If you’re searching for the next big thing in tech innovation, and ‘digital disruption’ in 2016, consider this. The success of some of the world’s most innovative technology companies is down to brilliant and brave new ideas – not their bits or bytes – resulting in a whole new approach…
The world’s largest taxi company owns no taxis: Uber
Largest accommodation provider owns no property: Airbnb
Largest phone companies own no telco infrastructure: Skype. WeChat
World’s most valuable retailer has no inventory: Alibaba
Most popular media owner creates no content: Facebook
Fastest growing banks have no actual money: SocietyOne
World’s largest movie house owns no cinemas: Netflix
Largest software vendors don’t write the apps: Apple & Google
What can we learn from all of these?
A start-up mindset. Blank-sheet planning with entrepreneurial risk taking.
Avoidance of corporate inertia. Outlawing the phrase “that’s how it’s always been done…”
Serious insight: Understanding what audiences truly want, or need (not simply relying on what you can offer)
Recognising true breadth of competition: Think beyond the obvious competitor set e.g. in the real world, users don’t compare their banking apps with other banking apps; they compare them with Uber or Spotify’s usability, simplicity and service delivery.

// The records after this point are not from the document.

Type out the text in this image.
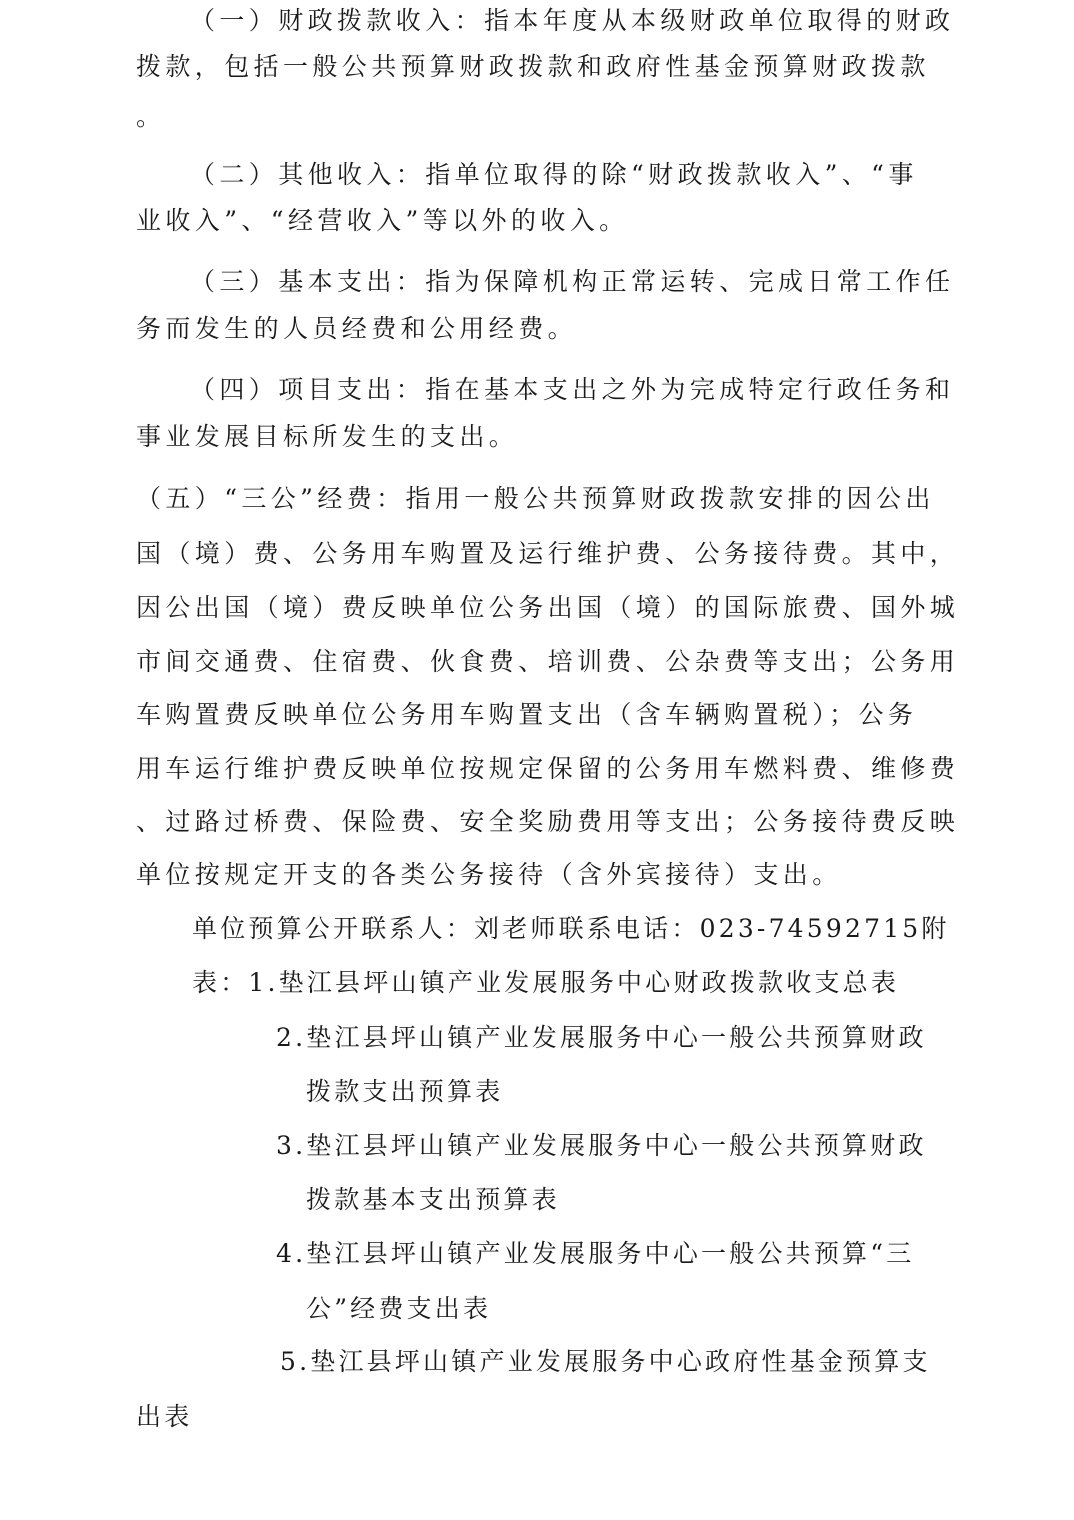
（一）财政拨款收入：指本年度从本级财政单位取得的财政
拨款，包括一般公共预算财政拨款和政府性基金预算财政拨款
。
（二）其他收入：指单位取得的除“财政拨款收入”、“事
业收入”、“经营收入”等以外的收入。
（三）基本支出：指为保障机构正常运转、完成日常工作任
务而发生的人员经费和公用经费。
（四）项目支出：指在基本支出之外为完成特定行政任务和
事业发展目标所发生的支出。
（五）“三公”经费：指用一般公共预算财政拨款安排的因公出
国（境）费、公务用车购置及运行维护费、公务接待费。其中，
因公出国（境）费反映单位公务出国（境）的国际旅费、国外城
市间交通费、住宿费、伙食费、培训费、公杂费等支出；公务用
车购置费反映单位公务用车购置支出（含车辆购置税）；公务
用车运行维护费反映单位按规定保留的公务用车燃料费、维修费
、过路过桥费、保险费、安全奖励费用等支出；公务接待费反映
单位按规定开支的各类公务接待（含外宾接待）支出。
单位预算公开联系人：刘老师联系电话：023-74592715附
表：1.垫江县坪山镇产业发展服务中心财政拨款收支总表
2.垫江县坪山镇产业发展服务中心一般公共预算财政
拨款支出预算表
3.垫江县坪山镇产业发展服务中心一般公共预算财政
拨款基本支出预算表
4.垫江县坪山镇产业发展服务中心一般公共预算“三
公”经费支出表
5.垫江县坪山镇产业发展服务中心政府性基金预算支
出表
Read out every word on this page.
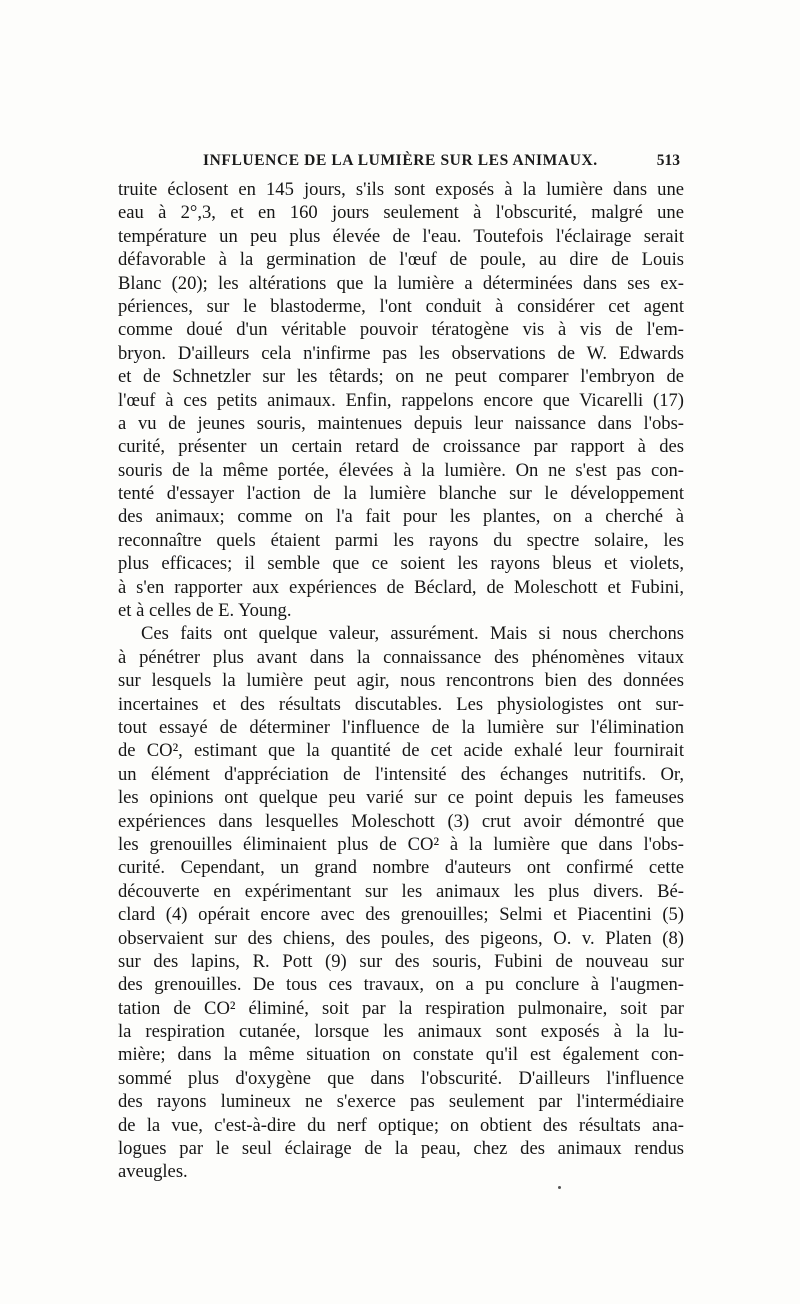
INFLUENCE DE LA LUMIÈRE SUR LES ANIMAUX.	513
truite éclosent en 145 jours, s'ils sont exposés à la lumière dans une
eau à 2°,3, et en 160 jours seulement à l'obscurité, malgré une
température un peu plus élevée de l'eau. Toutefois l'éclairage serait
défavorable à la germination de l'œuf de poule, au dire de Louis
Blanc (20); les altérations que la lumière a déterminées dans ses ex-
périences, sur le blastoderme, l'ont conduit à considérer cet agent
comme doué d'un véritable pouvoir tératogène vis à vis de l'em-
bryon. D'ailleurs cela n'infirme pas les observations de W. Edwards
et de Schnetzler sur les têtards; on ne peut comparer l'embryon de
l'œuf à ces petits animaux. Enfin, rappelons encore que Vicarelli (17)
a vu de jeunes souris, maintenues depuis leur naissance dans l'obs-
curité, présenter un certain retard de croissance par rapport à des
souris de la même portée, élevées à la lumière. On ne s'est pas con-
tenté d'essayer l'action de la lumière blanche sur le développement
des animaux; comme on l'a fait pour les plantes, on a cherché à
reconnaître quels étaient parmi les rayons du spectre solaire, les
plus efficaces; il semble que ce soient les rayons bleus et violets,
à s'en rapporter aux expériences de Béclard, de Moleschott et Fubini,
et à celles de E. Young.
Ces faits ont quelque valeur, assurément. Mais si nous cherchons
à pénétrer plus avant dans la connaissance des phénomènes vitaux
sur lesquels la lumière peut agir, nous rencontrons bien des données
incertaines et des résultats discutables. Les physiologistes ont sur-
tout essayé de déterminer l'influence de la lumière sur l'élimination
de CO², estimant que la quantité de cet acide exhalé leur fournirait
un élément d'appréciation de l'intensité des échanges nutritifs. Or,
les opinions ont quelque peu varié sur ce point depuis les fameuses
expériences dans lesquelles Moleschott (3) crut avoir démontré que
les grenouilles éliminaient plus de CO² à la lumière que dans l'obs-
curité. Cependant, un grand nombre d'auteurs ont confirmé cette
découverte en expérimentant sur les animaux les plus divers. Bé-
clard (4) opérait encore avec des grenouilles; Selmi et Piacentini (5)
observaient sur des chiens, des poules, des pigeons, O. v. Platen (8)
sur des lapins, R. Pott (9) sur des souris, Fubini de nouveau sur
des grenouilles. De tous ces travaux, on a pu conclure à l'augmen-
tation de CO² éliminé, soit par la respiration pulmonaire, soit par
la respiration cutanée, lorsque les animaux sont exposés à la lu-
mière; dans la même situation on constate qu'il est également con-
sommé plus d'oxygène que dans l'obscurité. D'ailleurs l'influence
des rayons lumineux ne s'exerce pas seulement par l'intermédiaire
de la vue, c'est-à-dire du nerf optique; on obtient des résultats ana-
logues par le seul éclairage de la peau, chez des animaux rendus
aveugles.
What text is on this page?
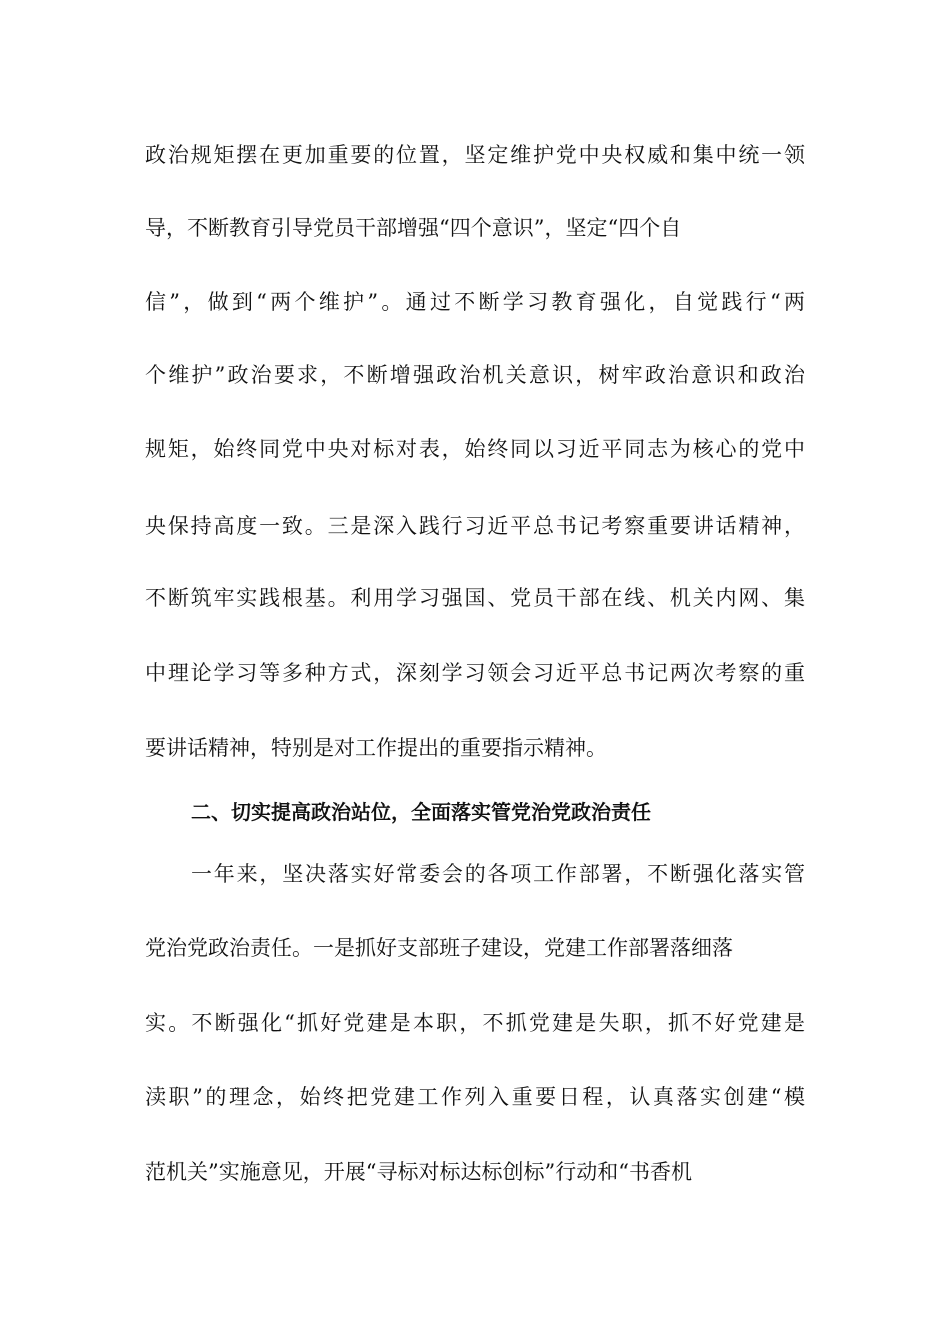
政治规矩摆在更加重要的位置，坚定维护党中央权威和集中统一领
导，不断教育引导党员干部增强“四个意识”，坚定“四个自
信”，做到“两个维护”。通过不断学习教育强化，自觉践行“两
个维护”政治要求，不断增强政治机关意识，树牢政治意识和政治
规矩，始终同党中央对标对表，始终同以习近平同志为核心的党中
央保持高度一致。三是深入践行习近平总书记考察重要讲话精神，
不断筑牢实践根基。利用学习强国、党员干部在线、机关内网、集
中理论学习等多种方式，深刻学习领会习近平总书记两次考察的重
要讲话精神，特别是对工作提出的重要指示精神。
二、切实提高政治站位，全面落实管党治党政治责任
一年来，坚决落实好常委会的各项工作部署，不断强化落实管
党治党政治责任。一是抓好支部班子建设，党建工作部署落细落
实。不断强化“抓好党建是本职，不抓党建是失职，抓不好党建是
渎职”的理念，始终把党建工作列入重要日程，认真落实创建“模
范机关”实施意见，开展“寻标对标达标创标”行动和“书香机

Because nothing beats a brilliant idea:
Our inboxes are filled every week with the latest trend alerts in technology and digital, mobile, social or other ‘Consumer Relationship Activation Platforms’ (abbreviate at will…) that promises to revolutionise marketing and transform the way audiences behave, and ultimately spend. And with their plummeting costs (think 3D printing, cloud storage, increased processing power etc) it’s easy to be sucked in…
Which creates a worrying scenario, where brands feel they need to search out the very latest in tech wizardry as the answer to their latest marketing challenges. And a flurry of agencies will start up to offer niche and inaccessible expertise in the very latest thing. (Emperor’s New Clothes anyone?)
After all, the latest developments in tech and digital media are still only the carriers of a brilliant, original idea.
It’s what the consumer sees, experiences, and benefits from that matters – and that’s where the timeless need for creativity comes in. The tech helps make it happen. But the idea must come first. This principle always has been, and always will be, the most effective way to engage with audiences.